Se la vita di una donna
vale «solo» trent’anni

La vicenda aveva tenuto banco l’anno scorso nelle cronache nazionali per alcuni giorni. Sara Di Pietrantonio, 22 anni, venne uccisa a Roma dall’ex fidanzato Vincenzo Paduano, 29 anni, dopo un inseguimento. Un omicidio efferato, conclusosi con il rogo del cadavere. Il delitto fu il culmine di una vera e propria persecuzione, tra appostamenti, intrusioni negli indirizzi dei social della ragazza, messaggi minatori, pedinamenti attraverso la geolocalizzazione del cellulare della studentessa e aggressioni. In primo grado Paduano fu condannato all’ergastolo.
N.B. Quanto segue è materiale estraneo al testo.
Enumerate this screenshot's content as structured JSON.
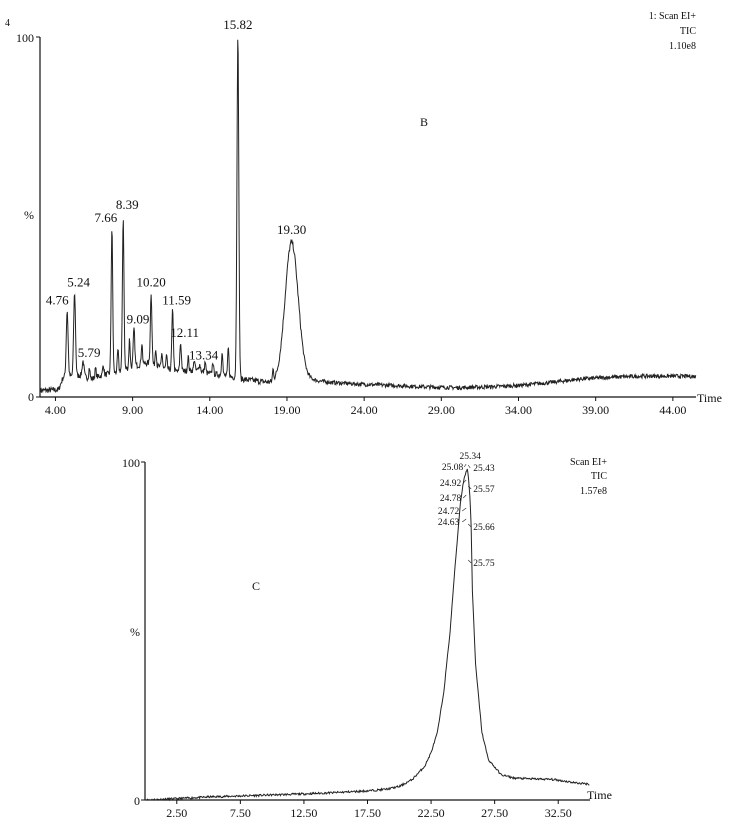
{
  "chart_data": [
    {
      "type": "line",
      "panel_label": "B",
      "corner_mark": "4",
      "info_lines": [
        "1: Scan EI+",
        "TIC",
        "1.10e8"
      ],
      "xlabel": "Time",
      "ylabel": "%",
      "y_ticks": [
        "100",
        "0"
      ],
      "xlim": [
        3.0,
        45.5
      ],
      "ylim": [
        0,
        100
      ],
      "x_ticks": [
        "4.00",
        "9.00",
        "14.00",
        "19.00",
        "24.00",
        "29.00",
        "34.00",
        "39.00",
        "44.00"
      ],
      "baseline": [
        [
          3.0,
          1.8
        ],
        [
          4.2,
          2.0
        ],
        [
          4.5,
          5.5
        ],
        [
          5.6,
          6.0
        ],
        [
          6.3,
          5.0
        ],
        [
          7.0,
          6.0
        ],
        [
          7.5,
          6.5
        ],
        [
          8.0,
          7.0
        ],
        [
          9.0,
          8.5
        ],
        [
          10.0,
          9.5
        ],
        [
          11.0,
          8.0
        ],
        [
          12.0,
          7.0
        ],
        [
          13.0,
          7.5
        ],
        [
          14.0,
          6.5
        ],
        [
          15.0,
          6.0
        ],
        [
          16.0,
          5.0
        ],
        [
          17.0,
          4.5
        ],
        [
          18.0,
          4.0
        ],
        [
          19.0,
          5.0
        ],
        [
          20.0,
          5.5
        ],
        [
          21.0,
          4.5
        ],
        [
          22.0,
          4.0
        ],
        [
          24.0,
          3.5
        ],
        [
          26.0,
          3.2
        ],
        [
          28.0,
          2.8
        ],
        [
          30.0,
          2.6
        ],
        [
          32.0,
          2.8
        ],
        [
          34.0,
          3.2
        ],
        [
          36.0,
          4.0
        ],
        [
          38.0,
          5.0
        ],
        [
          40.0,
          5.5
        ],
        [
          42.0,
          5.8
        ],
        [
          44.0,
          5.8
        ],
        [
          45.5,
          5.7
        ]
      ],
      "peaks": [
        {
          "rt": 4.76,
          "height": 24,
          "width": 0.06,
          "label": "4.76"
        },
        {
          "rt": 5.24,
          "height": 29,
          "width": 0.06,
          "label": "5.24"
        },
        {
          "rt": 5.79,
          "height": 10,
          "width": 0.06,
          "label": "5.79"
        },
        {
          "rt": 7.66,
          "height": 47,
          "width": 0.05,
          "label": "7.66"
        },
        {
          "rt": 8.39,
          "height": 50,
          "width": 0.05,
          "label": "8.39"
        },
        {
          "rt": 9.09,
          "height": 19,
          "width": 0.05,
          "label": "9.09"
        },
        {
          "rt": 10.2,
          "height": 29,
          "width": 0.05,
          "label": "10.20"
        },
        {
          "rt": 11.59,
          "height": 24,
          "width": 0.05,
          "label": "11.59"
        },
        {
          "rt": 12.11,
          "height": 15,
          "width": 0.05,
          "label": "12.11"
        },
        {
          "rt": 13.34,
          "height": 9,
          "width": 0.06,
          "label": "13.34"
        },
        {
          "rt": 15.82,
          "height": 100,
          "width": 0.06,
          "label": "15.82"
        },
        {
          "rt": 19.3,
          "height": 43,
          "width": 0.42,
          "label": "19.30"
        }
      ]
    },
    {
      "type": "line",
      "panel_label": "C",
      "info_lines": [
        "Scan EI+",
        "TIC",
        "1.57e8"
      ],
      "xlabel": "Time",
      "ylabel": "%",
      "y_ticks": [
        "100",
        "0"
      ],
      "xlim": [
        0.0,
        35.0
      ],
      "ylim": [
        0,
        100
      ],
      "x_ticks": [
        "2.50",
        "7.50",
        "12.50",
        "17.50",
        "22.50",
        "27.50",
        "32.50"
      ],
      "trace": [
        [
          0.0,
          0.0
        ],
        [
          2.5,
          0.4
        ],
        [
          5.0,
          0.9
        ],
        [
          7.5,
          1.2
        ],
        [
          10.0,
          1.5
        ],
        [
          12.5,
          1.8
        ],
        [
          15.0,
          2.2
        ],
        [
          17.5,
          2.7
        ],
        [
          19.0,
          3.2
        ],
        [
          20.0,
          4.0
        ],
        [
          21.0,
          6.0
        ],
        [
          22.0,
          10.0
        ],
        [
          22.5,
          14.0
        ],
        [
          23.0,
          20.0
        ],
        [
          23.5,
          32.0
        ],
        [
          24.0,
          50.0
        ],
        [
          24.3,
          65.0
        ],
        [
          24.63,
          80.0
        ],
        [
          24.72,
          84.0
        ],
        [
          24.78,
          87.0
        ],
        [
          24.92,
          91.0
        ],
        [
          25.08,
          95.0
        ],
        [
          25.34,
          98.0
        ],
        [
          25.43,
          96.0
        ],
        [
          25.57,
          89.0
        ],
        [
          25.66,
          80.0
        ],
        [
          25.75,
          62.0
        ],
        [
          26.0,
          40.0
        ],
        [
          26.5,
          20.0
        ],
        [
          27.0,
          12.0
        ],
        [
          28.0,
          7.5
        ],
        [
          29.0,
          6.5
        ],
        [
          30.0,
          6.3
        ],
        [
          32.0,
          6.1
        ],
        [
          33.0,
          5.6
        ],
        [
          34.0,
          5.0
        ],
        [
          35.0,
          4.7
        ]
      ],
      "peak_labels": [
        "25.34",
        "25.08",
        "25.43",
        "24.92",
        "25.57",
        "24.78",
        "24.72",
        "24.63",
        "25.66",
        "25.75"
      ]
    }
  ]
}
Nei giorni scorsi la Corte d’assise d’appello ha ridotto la pena a 30 anni. Una decisione che ha scatenato reazioni indignate anche di alcuni politici e motivata dalla Corte in base ad una diversa lettura tecnica delle accuse, confermate nel merito (omicidio volontario aggravato dalla premeditazione e dai futili e abietti motivi, stalking e distruzione del cadavere): in primo grado, lo stalking fu riconosciuto come reato autonomo ed aveva annullato lo sconto di un terzo di pena che prevede il rito abbreviato. Per i giudici dell’appello, invece, gli atti persecutori vengono assorbiti dal reato più grave. Restano le aggravanti, che la richiesta di perdono pronunciata in aula da Paduano non hanno intaccato.

Di fronte a un fatto di cronaca nera di tale gravità si resta attoniti. Sara era cosciente dei rischi che correva (il pm titolare dell’indagine attraverso una rogatoria internazionale aveva ottenuto l’accesso alle chat su Facebook cancellate dall’assassino: in una la studentessa gli chiedeva «Perché vuoi uccidermi?» e lui rispondeva «Servirebbe a qualcosa?») ma ha continuato a fare la sua vita, senza farsi condizionare dalla presenza inquietante del suo ex fidanzato.La riduzione della pena può suonare come uno scandalo, ma è figlia di una legge dello Stato e della sua applicazione. Il leader della Lega Matteo Salvini, a proposito di questa vicenda, si è chiesto: «Ma uno cosa deve fare per prendere l’ergastolo in Italia». Bisognerebbe chiederlo ai 1.200 detenuti nelle carceri italiane condannati proprio all’ergastolo (ordinario o ostativo: con il primo c’è la possibilità di usufruire di permessi premio, semilibertà o liberazione condizionale; mentre il secondo è una pena senza fine che, in base all’articolo 4 bis dell’ordinamento penitenziario nega ogni misura alternativa e ogni beneficio a chi sia stato condannato per reati associativi, a meno che non sia un collaboratore di giustizia).

In Italia ci sono parlamentari e associazioni che si battono per l’abolizione dell’ergastolo: sarebbe in contraddizione con la Costituzione, per la quale le pene devono tendere alla rieducazione del condannato, in vista del suo ritorno nella società. Le pene infatti hanno un doppio obiettivo: ricompensare il danno arrecato e recuperare l’autore. Anche Papa Francesco si è speso contro l’ergastolo, definendolo «come un’esecuzione. La giustizia non è vendetta». In una cinquantina di Stati (ma il numero si assottiglia sempre più) l’omicidio è punito con lo stesso atto, la pena di morte (in Occidente è ancora applicata solo dagli Usa), ma non funziona come deterrente ai crimini più gravi. Di fronte alla tragedia di Sara si provano dolore e sgomento. Quale risposta e quale giustizia merita il male impersonificato dalla persona che l’ha uccisa dopo averla disumanizzata facendone l’obiettivo di un’ossessione irrefrenabile? La risposta la lasciamo alla mamma della studentessa: «Per un ragazzo della sua età non mi pare ci sia una grossa differenza tra una condanna all’ergastolo e a 30 anni di reclusione. Ma non credo che l’imputato si sia pentito per davvero: per arrivare a un pentimento sincero dovrà essere aiutato in un percorso lungo, da solo non può farcela».